Fr McGovern, who also lectures in Moral Theology at the Catholic Theological College, Melbourne, also warned of the dangers associated with voluntary assisted dying – a euphemism for euthanasia.
“How do you exactly know how long someone’s got?” he said.
“You think that someone’s coming to the end of their life and they actually go on for another five years.
“Those of us who are opposed to euthanasia are concerned that over time the number of folk for whom (assisted dying) will be available will increase.
“Once you say there are some circumstances where it is a benefit to the person to end their life, how can you restrict that?
“If you’re saying this is a good thing for some people, how can you reasonably say that it’s a good thing only for a very small group of people?”
The Voluntary Assisted Dying Act (2017) stipulates that a person must have a disease, illness or medical condition that is neurodegenerative, and “is expected to cause death between 6-12 months” to be eligible for the method.
“If someone says, ‘I’m not dying within 6-12 months, but my life is very distressing to me at the moment and it’s not fair that you’re depriving me of this good, then you can understand how under that pressure voluntary assisted dying will certainly spread out to more people.
“If it is simply a matter of choice, then logically it could extend out to any competent adult.
“What they call ‘informed consent’ is actually a very narrow thing.
“Basically, they say you’ve got to request it, you’ve got to be informed about the options, you’ve got to wait a period of time, you’ve got to request it again in writing and then another time you’ve got to confirm it.

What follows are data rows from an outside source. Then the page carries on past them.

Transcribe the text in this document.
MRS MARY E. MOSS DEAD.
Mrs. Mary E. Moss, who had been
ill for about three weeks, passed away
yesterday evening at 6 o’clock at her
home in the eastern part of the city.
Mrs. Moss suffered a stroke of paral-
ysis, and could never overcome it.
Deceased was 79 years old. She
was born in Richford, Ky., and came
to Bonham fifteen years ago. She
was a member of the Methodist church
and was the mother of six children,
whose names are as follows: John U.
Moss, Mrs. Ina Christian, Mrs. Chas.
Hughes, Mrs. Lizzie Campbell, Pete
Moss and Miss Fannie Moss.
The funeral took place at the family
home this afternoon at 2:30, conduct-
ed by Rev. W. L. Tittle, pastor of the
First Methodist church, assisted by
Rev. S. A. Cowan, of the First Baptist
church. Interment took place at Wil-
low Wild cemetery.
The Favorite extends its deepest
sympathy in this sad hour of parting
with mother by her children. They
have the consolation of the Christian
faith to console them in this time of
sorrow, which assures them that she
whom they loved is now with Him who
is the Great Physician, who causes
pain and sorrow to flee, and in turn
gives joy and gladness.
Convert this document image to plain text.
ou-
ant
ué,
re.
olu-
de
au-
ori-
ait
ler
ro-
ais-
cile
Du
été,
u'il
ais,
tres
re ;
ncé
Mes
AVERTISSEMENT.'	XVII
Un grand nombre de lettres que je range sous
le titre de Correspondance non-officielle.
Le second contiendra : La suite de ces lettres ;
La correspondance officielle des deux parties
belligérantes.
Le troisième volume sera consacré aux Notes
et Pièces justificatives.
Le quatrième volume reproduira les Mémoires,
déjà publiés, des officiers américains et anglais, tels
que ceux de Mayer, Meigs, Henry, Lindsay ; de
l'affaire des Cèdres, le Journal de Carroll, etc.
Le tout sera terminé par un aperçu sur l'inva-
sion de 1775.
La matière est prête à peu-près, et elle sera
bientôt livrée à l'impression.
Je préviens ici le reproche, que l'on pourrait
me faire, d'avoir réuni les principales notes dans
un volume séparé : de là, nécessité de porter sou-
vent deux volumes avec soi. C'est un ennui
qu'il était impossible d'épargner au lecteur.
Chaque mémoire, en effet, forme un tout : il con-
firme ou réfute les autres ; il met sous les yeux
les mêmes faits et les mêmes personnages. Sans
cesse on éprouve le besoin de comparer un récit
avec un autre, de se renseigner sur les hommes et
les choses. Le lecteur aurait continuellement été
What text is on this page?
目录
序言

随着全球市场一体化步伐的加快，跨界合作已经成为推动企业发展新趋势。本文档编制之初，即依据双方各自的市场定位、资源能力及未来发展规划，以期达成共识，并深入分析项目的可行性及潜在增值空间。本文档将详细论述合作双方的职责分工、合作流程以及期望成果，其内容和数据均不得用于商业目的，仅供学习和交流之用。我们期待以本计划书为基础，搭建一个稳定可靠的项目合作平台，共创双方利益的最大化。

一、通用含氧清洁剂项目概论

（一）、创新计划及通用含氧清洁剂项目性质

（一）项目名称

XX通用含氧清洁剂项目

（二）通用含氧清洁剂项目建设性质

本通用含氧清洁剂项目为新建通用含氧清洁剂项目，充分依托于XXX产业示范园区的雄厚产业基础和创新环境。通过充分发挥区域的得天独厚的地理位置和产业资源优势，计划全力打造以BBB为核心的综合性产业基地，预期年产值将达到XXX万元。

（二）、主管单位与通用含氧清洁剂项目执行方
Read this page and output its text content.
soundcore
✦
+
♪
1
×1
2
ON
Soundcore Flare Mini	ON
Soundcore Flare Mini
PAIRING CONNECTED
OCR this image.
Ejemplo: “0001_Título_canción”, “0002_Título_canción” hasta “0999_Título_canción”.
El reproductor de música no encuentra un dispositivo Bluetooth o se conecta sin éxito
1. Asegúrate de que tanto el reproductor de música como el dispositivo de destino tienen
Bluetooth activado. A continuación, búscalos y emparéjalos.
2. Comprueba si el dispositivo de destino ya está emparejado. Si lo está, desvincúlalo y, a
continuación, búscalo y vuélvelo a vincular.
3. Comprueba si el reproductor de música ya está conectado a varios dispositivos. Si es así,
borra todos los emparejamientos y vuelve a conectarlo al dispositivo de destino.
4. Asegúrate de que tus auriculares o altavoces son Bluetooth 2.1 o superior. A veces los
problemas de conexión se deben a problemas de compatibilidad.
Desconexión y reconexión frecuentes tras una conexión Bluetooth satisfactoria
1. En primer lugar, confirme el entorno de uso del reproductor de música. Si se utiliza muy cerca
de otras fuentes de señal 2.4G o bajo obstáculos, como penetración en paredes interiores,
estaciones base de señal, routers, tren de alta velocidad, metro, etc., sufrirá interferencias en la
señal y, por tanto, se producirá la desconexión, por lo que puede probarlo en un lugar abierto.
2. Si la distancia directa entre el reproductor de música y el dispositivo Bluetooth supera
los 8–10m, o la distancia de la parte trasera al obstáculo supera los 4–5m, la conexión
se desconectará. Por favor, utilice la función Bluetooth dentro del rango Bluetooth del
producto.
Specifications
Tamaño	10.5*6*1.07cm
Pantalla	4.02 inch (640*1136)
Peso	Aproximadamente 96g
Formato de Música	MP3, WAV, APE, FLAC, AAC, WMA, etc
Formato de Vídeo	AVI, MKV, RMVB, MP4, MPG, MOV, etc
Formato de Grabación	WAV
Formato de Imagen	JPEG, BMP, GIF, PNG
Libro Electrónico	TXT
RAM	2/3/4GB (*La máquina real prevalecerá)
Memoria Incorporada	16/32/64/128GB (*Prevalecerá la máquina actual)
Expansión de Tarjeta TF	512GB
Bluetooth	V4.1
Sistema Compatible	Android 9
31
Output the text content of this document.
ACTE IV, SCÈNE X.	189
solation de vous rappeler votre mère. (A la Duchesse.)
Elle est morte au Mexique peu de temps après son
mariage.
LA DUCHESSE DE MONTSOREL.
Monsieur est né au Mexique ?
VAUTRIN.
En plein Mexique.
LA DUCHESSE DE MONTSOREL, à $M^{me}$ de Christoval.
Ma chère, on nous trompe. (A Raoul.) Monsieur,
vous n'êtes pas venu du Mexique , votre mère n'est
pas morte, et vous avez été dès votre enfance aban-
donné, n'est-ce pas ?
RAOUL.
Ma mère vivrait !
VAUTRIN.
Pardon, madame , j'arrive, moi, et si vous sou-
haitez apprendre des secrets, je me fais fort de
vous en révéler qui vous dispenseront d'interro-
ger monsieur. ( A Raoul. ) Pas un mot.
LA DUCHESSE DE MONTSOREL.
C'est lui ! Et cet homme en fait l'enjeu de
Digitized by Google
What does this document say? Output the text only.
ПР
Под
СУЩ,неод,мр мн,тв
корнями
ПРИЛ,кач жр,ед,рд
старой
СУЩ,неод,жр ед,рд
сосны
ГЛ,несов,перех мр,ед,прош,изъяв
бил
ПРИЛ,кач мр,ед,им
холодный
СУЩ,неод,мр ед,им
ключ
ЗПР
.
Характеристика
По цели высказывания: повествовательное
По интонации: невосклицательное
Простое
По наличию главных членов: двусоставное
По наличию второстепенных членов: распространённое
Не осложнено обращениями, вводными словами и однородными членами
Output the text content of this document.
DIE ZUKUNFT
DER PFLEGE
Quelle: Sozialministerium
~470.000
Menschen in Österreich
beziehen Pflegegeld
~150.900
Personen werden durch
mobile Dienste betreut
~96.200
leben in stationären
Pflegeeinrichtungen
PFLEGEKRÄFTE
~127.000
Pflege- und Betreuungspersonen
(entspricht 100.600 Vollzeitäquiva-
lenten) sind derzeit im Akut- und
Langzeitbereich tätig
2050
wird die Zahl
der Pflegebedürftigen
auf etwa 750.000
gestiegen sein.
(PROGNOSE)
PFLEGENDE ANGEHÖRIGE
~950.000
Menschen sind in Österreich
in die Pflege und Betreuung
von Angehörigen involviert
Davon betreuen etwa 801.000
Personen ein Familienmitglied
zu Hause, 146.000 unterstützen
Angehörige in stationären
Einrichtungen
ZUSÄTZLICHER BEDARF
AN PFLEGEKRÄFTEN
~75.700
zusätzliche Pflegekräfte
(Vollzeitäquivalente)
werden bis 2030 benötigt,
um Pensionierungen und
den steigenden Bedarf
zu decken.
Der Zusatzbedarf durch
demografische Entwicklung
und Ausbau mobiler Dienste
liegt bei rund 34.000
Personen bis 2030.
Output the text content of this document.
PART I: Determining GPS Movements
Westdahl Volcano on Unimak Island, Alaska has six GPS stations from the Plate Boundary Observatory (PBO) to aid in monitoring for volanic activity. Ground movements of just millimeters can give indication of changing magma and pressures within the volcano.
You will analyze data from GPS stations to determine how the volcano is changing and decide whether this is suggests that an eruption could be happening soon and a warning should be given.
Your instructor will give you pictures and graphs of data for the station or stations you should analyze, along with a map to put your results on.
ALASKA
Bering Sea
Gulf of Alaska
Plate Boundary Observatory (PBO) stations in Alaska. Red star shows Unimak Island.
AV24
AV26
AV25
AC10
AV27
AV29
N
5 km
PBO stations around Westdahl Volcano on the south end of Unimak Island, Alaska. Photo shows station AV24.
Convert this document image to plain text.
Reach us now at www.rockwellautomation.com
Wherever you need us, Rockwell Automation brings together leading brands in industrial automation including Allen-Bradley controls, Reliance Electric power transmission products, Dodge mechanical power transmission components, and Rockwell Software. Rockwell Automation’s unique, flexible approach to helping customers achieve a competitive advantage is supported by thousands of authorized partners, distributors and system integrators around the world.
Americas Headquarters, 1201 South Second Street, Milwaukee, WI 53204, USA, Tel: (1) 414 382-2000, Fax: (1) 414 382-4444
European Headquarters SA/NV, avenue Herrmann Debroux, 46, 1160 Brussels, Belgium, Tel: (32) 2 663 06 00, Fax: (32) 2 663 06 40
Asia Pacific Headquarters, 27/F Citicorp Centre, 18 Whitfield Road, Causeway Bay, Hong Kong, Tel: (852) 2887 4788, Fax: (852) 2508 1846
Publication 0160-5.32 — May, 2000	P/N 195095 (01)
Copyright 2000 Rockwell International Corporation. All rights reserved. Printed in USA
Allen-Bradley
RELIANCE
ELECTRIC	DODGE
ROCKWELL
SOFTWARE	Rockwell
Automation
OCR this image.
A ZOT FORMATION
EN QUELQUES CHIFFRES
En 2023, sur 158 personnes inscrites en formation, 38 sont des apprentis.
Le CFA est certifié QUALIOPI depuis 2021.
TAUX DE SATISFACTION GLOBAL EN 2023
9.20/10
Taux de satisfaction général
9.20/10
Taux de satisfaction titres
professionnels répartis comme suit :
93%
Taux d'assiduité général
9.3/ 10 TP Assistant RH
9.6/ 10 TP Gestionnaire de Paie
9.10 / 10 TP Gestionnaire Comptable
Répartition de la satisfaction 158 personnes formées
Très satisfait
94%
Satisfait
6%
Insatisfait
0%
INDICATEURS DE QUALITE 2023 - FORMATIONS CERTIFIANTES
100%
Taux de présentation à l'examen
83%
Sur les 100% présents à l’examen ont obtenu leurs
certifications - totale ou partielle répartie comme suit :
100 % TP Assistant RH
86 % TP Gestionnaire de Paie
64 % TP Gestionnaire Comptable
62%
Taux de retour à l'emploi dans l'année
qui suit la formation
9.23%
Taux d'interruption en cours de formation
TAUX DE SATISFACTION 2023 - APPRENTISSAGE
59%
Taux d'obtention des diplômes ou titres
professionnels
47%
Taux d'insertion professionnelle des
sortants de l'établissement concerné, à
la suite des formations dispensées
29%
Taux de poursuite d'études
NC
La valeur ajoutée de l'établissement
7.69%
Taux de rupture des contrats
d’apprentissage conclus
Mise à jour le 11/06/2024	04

“All of that takes place within less than a week.
“So what they’re calling informed consent is basically saying, ‘well this was my view for a week’.
“I think this whole idea of coming to see the idea of helping someone to end (his or her) life, as a good service to provide, is very, very dangerous.
“The fact that someone says ‘this is what I want for a week’, you can never be sure that that’s his or her settled view.
“I’ve heard so many stories of people who just felt that their life was meaningless who, through the care of other people, have suddenly discovered meaning and purpose in their life again.
“It’s sometimes very simple things.
“If someone comes to my colleagues who are health professionals in this area and says, ‘have you got something that could help me to bring about my death’, wise health professionals will say that something’s not going well in that person’s life.
“It might be pain that we’re not managing, it might be psychological distress about something, they might be scared that they’re a burden on their family, or it might be a sense of social isolation.
“It might be something spiritual.
“I knew someone once who had done a few bad things in the past and they were very afraid of what would happen when they finally stood before God to give an account of their life.
“It was an interesting case because the person presented with unmanageable physical pain, and it took the palliative care team a long time to try and reduce the pain.
“One of the wise health professionals sat down with them and said, ‘we believe in the concept of total pain, where all the pain gets mixed up together, and sometimes what’s psychological, or social, or spiritual pain comes out as physical pain, so is there anything else that’s going on in your life that may be a factor?
“Eventually, with a bit of prompting, the person said they were very afraid of going before God, so a spiritual care practitioner was called in, who was a priest, and he really helped them to make their confession and gave them absolution.
“Once that had happened, the physical pain was quite manageable.”